Episode 05, "The Imperial City Dreams of Thieves (Part 1)"
Synopsis: Lupin suddenly finds himself in early Showa Era Japan, where he is identified as the thief Golden Mask, and pursued by Inspector Namikoshi and famous detective Kogoro Akechi. He keeps spotting familiar faces, but they're all different people in this time period. He is convinced that taking possession of an enormous clock from Chinas Yuan Dynasty, found by a woman named Ruriko, will assist him in finding answers to his situation. But he has to contend with rivals in stealing in addition to law enforcement. Can Lupin pull off the historical heist? Trouble strikes like clockwork in this mysterious adventure in the past!
This episode takes place in the Showa Era, which means Lupin's either dreaming or he's taken a trip back in time. Strangely, though, so many of the people he meets in the past have taken the form of people he already knows. He sees Zenigata, Fujiko, Jigen, and, in the end of this part, Goemon. But none of them know him. Or at least, not the real him. They see him as Arsene Lupin, the infamous gentleman thief, in the guise of Golden Mask, which was recently discovered by Kogoro Akechi. So once again, Lupin is pitted against a literary detective, much like in the main arc of this series, where he's up against Sherlock Holmes.
Kogoro Akechi is the creation of Japanese mystery writer Edogawa Ranpo, who lived from 1894 to 1965. Ranpo's fictional detective starred in many short stories and novels. In fact, Ranpo was at least as prolific and accomplished as the subject of the previous episode, Ernest Hemingway, producing both long form and short form prose. He may not be as celebrated as Hemingway, at least not in the West, but he was a major literary figure.
But as for me? I'm not that familiar with Ranpo. So I had to look up a lot of things just to keep up with the episode, let alone review it for my blog. For instance, the character Fujiko represents in this story is apparently named Black Lizard.
But let's take a look at the episode based solely on how it's presented, instead of relying on all the references to Ranpo's fiction. For one, I find the between-World-Wars Showa period setting to be incredibly charming and ripe for material for Lupin III, since you had a time where theives could realistically get away with a lot more than in modern times with its complicated technology. Normally I dislike time travel in Lupin, but that's usually because it's bogged down in how Lupin's tampering with the past will affect the future, and this episode doesn't seem to particularly care about that kind of thing.

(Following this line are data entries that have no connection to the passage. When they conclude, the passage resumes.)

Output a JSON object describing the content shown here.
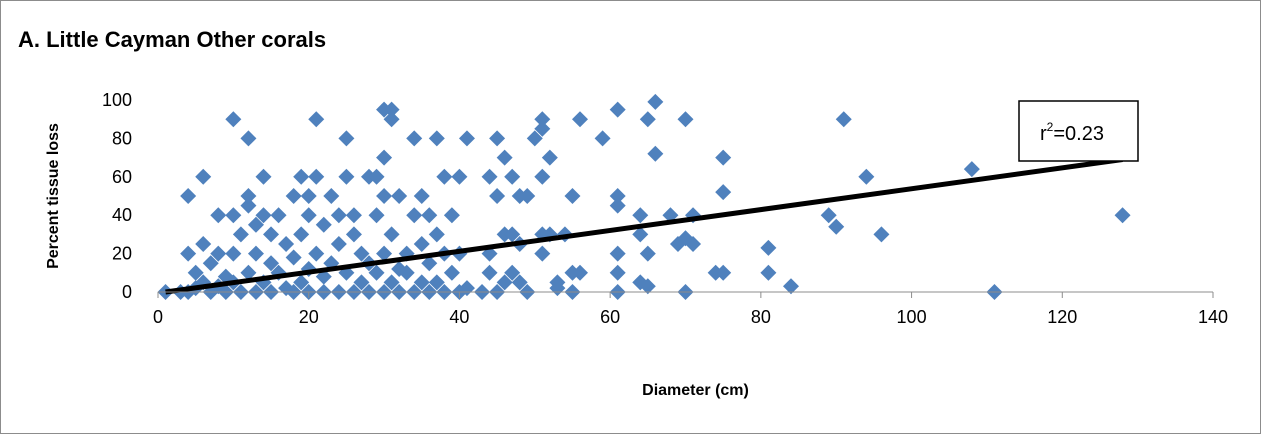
{
  "chart_data": {
    "type": "scatter",
    "title": "A.  Little Cayman  Other corals",
    "xlabel": "Diameter (cm)",
    "ylabel": "Percent tissue loss",
    "xlim": [
      0,
      140
    ],
    "ylim": [
      0,
      100
    ],
    "xticks": [
      "0",
      "20",
      "40",
      "60",
      "80",
      "100",
      "120",
      "140"
    ],
    "yticks": [
      "0",
      "20",
      "40",
      "60",
      "80",
      "100"
    ],
    "grid": false,
    "marker_color": "#4F81BD",
    "trendline_color": "#000000",
    "trendline": {
      "x": [
        1,
        128
      ],
      "y": [
        0,
        69
      ]
    },
    "annotation": {
      "r_prefix": "r",
      "superscript": "2",
      "value": "=0.23"
    },
    "points": [
      {
        "x": 1,
        "y": 0
      },
      {
        "x": 3,
        "y": 0
      },
      {
        "x": 4,
        "y": 0
      },
      {
        "x": 4,
        "y": 20
      },
      {
        "x": 4,
        "y": 50
      },
      {
        "x": 5,
        "y": 2
      },
      {
        "x": 5,
        "y": 10
      },
      {
        "x": 6,
        "y": 5
      },
      {
        "x": 6,
        "y": 25
      },
      {
        "x": 6,
        "y": 60
      },
      {
        "x": 7,
        "y": 0
      },
      {
        "x": 7,
        "y": 15
      },
      {
        "x": 8,
        "y": 3
      },
      {
        "x": 8,
        "y": 20
      },
      {
        "x": 8,
        "y": 40
      },
      {
        "x": 9,
        "y": 0
      },
      {
        "x": 9,
        "y": 8
      },
      {
        "x": 10,
        "y": 5
      },
      {
        "x": 10,
        "y": 20
      },
      {
        "x": 10,
        "y": 40
      },
      {
        "x": 10,
        "y": 90
      },
      {
        "x": 11,
        "y": 0
      },
      {
        "x": 11,
        "y": 30
      },
      {
        "x": 12,
        "y": 10
      },
      {
        "x": 12,
        "y": 45
      },
      {
        "x": 12,
        "y": 50
      },
      {
        "x": 12,
        "y": 80
      },
      {
        "x": 13,
        "y": 0
      },
      {
        "x": 13,
        "y": 20
      },
      {
        "x": 13,
        "y": 35
      },
      {
        "x": 14,
        "y": 5
      },
      {
        "x": 14,
        "y": 40
      },
      {
        "x": 14,
        "y": 60
      },
      {
        "x": 15,
        "y": 0
      },
      {
        "x": 15,
        "y": 15
      },
      {
        "x": 15,
        "y": 30
      },
      {
        "x": 16,
        "y": 10
      },
      {
        "x": 16,
        "y": 40
      },
      {
        "x": 17,
        "y": 2
      },
      {
        "x": 17,
        "y": 25
      },
      {
        "x": 18,
        "y": 0
      },
      {
        "x": 18,
        "y": 18
      },
      {
        "x": 18,
        "y": 50
      },
      {
        "x": 19,
        "y": 5
      },
      {
        "x": 19,
        "y": 30
      },
      {
        "x": 19,
        "y": 60
      },
      {
        "x": 20,
        "y": 0
      },
      {
        "x": 20,
        "y": 12
      },
      {
        "x": 20,
        "y": 40
      },
      {
        "x": 20,
        "y": 50
      },
      {
        "x": 21,
        "y": 20
      },
      {
        "x": 21,
        "y": 60
      },
      {
        "x": 21,
        "y": 90
      },
      {
        "x": 22,
        "y": 0
      },
      {
        "x": 22,
        "y": 8
      },
      {
        "x": 22,
        "y": 35
      },
      {
        "x": 23,
        "y": 15
      },
      {
        "x": 23,
        "y": 50
      },
      {
        "x": 24,
        "y": 0
      },
      {
        "x": 24,
        "y": 25
      },
      {
        "x": 24,
        "y": 40
      },
      {
        "x": 25,
        "y": 10
      },
      {
        "x": 25,
        "y": 60
      },
      {
        "x": 25,
        "y": 80
      },
      {
        "x": 26,
        "y": 0
      },
      {
        "x": 26,
        "y": 30
      },
      {
        "x": 26,
        "y": 40
      },
      {
        "x": 27,
        "y": 5
      },
      {
        "x": 27,
        "y": 20
      },
      {
        "x": 28,
        "y": 0
      },
      {
        "x": 28,
        "y": 15
      },
      {
        "x": 28,
        "y": 60
      },
      {
        "x": 29,
        "y": 10
      },
      {
        "x": 29,
        "y": 40
      },
      {
        "x": 29,
        "y": 60
      },
      {
        "x": 30,
        "y": 0
      },
      {
        "x": 30,
        "y": 20
      },
      {
        "x": 30,
        "y": 50
      },
      {
        "x": 30,
        "y": 70
      },
      {
        "x": 30,
        "y": 95
      },
      {
        "x": 31,
        "y": 5
      },
      {
        "x": 31,
        "y": 30
      },
      {
        "x": 31,
        "y": 90
      },
      {
        "x": 31,
        "y": 95
      },
      {
        "x": 32,
        "y": 0
      },
      {
        "x": 32,
        "y": 12
      },
      {
        "x": 32,
        "y": 50
      },
      {
        "x": 33,
        "y": 10
      },
      {
        "x": 33,
        "y": 20
      },
      {
        "x": 34,
        "y": 0
      },
      {
        "x": 34,
        "y": 40
      },
      {
        "x": 34,
        "y": 80
      },
      {
        "x": 35,
        "y": 5
      },
      {
        "x": 35,
        "y": 25
      },
      {
        "x": 35,
        "y": 50
      },
      {
        "x": 36,
        "y": 0
      },
      {
        "x": 36,
        "y": 15
      },
      {
        "x": 36,
        "y": 40
      },
      {
        "x": 37,
        "y": 5
      },
      {
        "x": 37,
        "y": 30
      },
      {
        "x": 37,
        "y": 80
      },
      {
        "x": 38,
        "y": 0
      },
      {
        "x": 38,
        "y": 20
      },
      {
        "x": 38,
        "y": 60
      },
      {
        "x": 39,
        "y": 10
      },
      {
        "x": 39,
        "y": 40
      },
      {
        "x": 40,
        "y": 0
      },
      {
        "x": 40,
        "y": 20
      },
      {
        "x": 40,
        "y": 60
      },
      {
        "x": 41,
        "y": 2
      },
      {
        "x": 41,
        "y": 80
      },
      {
        "x": 43,
        "y": 0
      },
      {
        "x": 44,
        "y": 10
      },
      {
        "x": 44,
        "y": 20
      },
      {
        "x": 44,
        "y": 60
      },
      {
        "x": 45,
        "y": 0
      },
      {
        "x": 45,
        "y": 50
      },
      {
        "x": 45,
        "y": 80
      },
      {
        "x": 46,
        "y": 5
      },
      {
        "x": 46,
        "y": 30
      },
      {
        "x": 46,
        "y": 70
      },
      {
        "x": 47,
        "y": 10
      },
      {
        "x": 47,
        "y": 30
      },
      {
        "x": 47,
        "y": 60
      },
      {
        "x": 48,
        "y": 5
      },
      {
        "x": 48,
        "y": 25
      },
      {
        "x": 48,
        "y": 50
      },
      {
        "x": 49,
        "y": 0
      },
      {
        "x": 49,
        "y": 50
      },
      {
        "x": 50,
        "y": 80
      },
      {
        "x": 51,
        "y": 20
      },
      {
        "x": 51,
        "y": 30
      },
      {
        "x": 51,
        "y": 60
      },
      {
        "x": 51,
        "y": 85
      },
      {
        "x": 51,
        "y": 90
      },
      {
        "x": 52,
        "y": 30
      },
      {
        "x": 52,
        "y": 70
      },
      {
        "x": 53,
        "y": 2
      },
      {
        "x": 53,
        "y": 5
      },
      {
        "x": 54,
        "y": 30
      },
      {
        "x": 55,
        "y": 0
      },
      {
        "x": 55,
        "y": 10
      },
      {
        "x": 55,
        "y": 50
      },
      {
        "x": 56,
        "y": 10
      },
      {
        "x": 56,
        "y": 90
      },
      {
        "x": 59,
        "y": 80
      },
      {
        "x": 61,
        "y": 0
      },
      {
        "x": 61,
        "y": 10
      },
      {
        "x": 61,
        "y": 20
      },
      {
        "x": 61,
        "y": 45
      },
      {
        "x": 61,
        "y": 50
      },
      {
        "x": 61,
        "y": 95
      },
      {
        "x": 64,
        "y": 5
      },
      {
        "x": 64,
        "y": 30
      },
      {
        "x": 64,
        "y": 40
      },
      {
        "x": 65,
        "y": 3
      },
      {
        "x": 65,
        "y": 20
      },
      {
        "x": 65,
        "y": 90
      },
      {
        "x": 66,
        "y": 72
      },
      {
        "x": 66,
        "y": 99
      },
      {
        "x": 68,
        "y": 40
      },
      {
        "x": 69,
        "y": 25
      },
      {
        "x": 70,
        "y": 0
      },
      {
        "x": 70,
        "y": 28
      },
      {
        "x": 70,
        "y": 90
      },
      {
        "x": 71,
        "y": 25
      },
      {
        "x": 71,
        "y": 40
      },
      {
        "x": 74,
        "y": 10
      },
      {
        "x": 75,
        "y": 10
      },
      {
        "x": 75,
        "y": 52
      },
      {
        "x": 75,
        "y": 70
      },
      {
        "x": 81,
        "y": 10
      },
      {
        "x": 81,
        "y": 23
      },
      {
        "x": 84,
        "y": 3
      },
      {
        "x": 89,
        "y": 40
      },
      {
        "x": 90,
        "y": 34
      },
      {
        "x": 91,
        "y": 90
      },
      {
        "x": 94,
        "y": 60
      },
      {
        "x": 96,
        "y": 30
      },
      {
        "x": 108,
        "y": 64
      },
      {
        "x": 111,
        "y": 0
      },
      {
        "x": 128,
        "y": 40
      }
    ]
  }
}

If I have a problem with the episode, is that there are so many damn characters. You have Lupin, Black Lizard, Inspector Namikoshi, Kogoro Akechi, that officer guy, the guy Jigen represents, Ruriko, Ruriko's partner (in more than one way) Sarantuya (by the way, having clear lesbians in the Showa era? Risque!), and Goemon. It's a lot to keep track of, and frankly makes the proceedings a little overly convoluted.
I still look foward to seeing where this story takes us, though. I just hope it doesn't overstay its welcome, because I really want to get back to the Holmes storyline.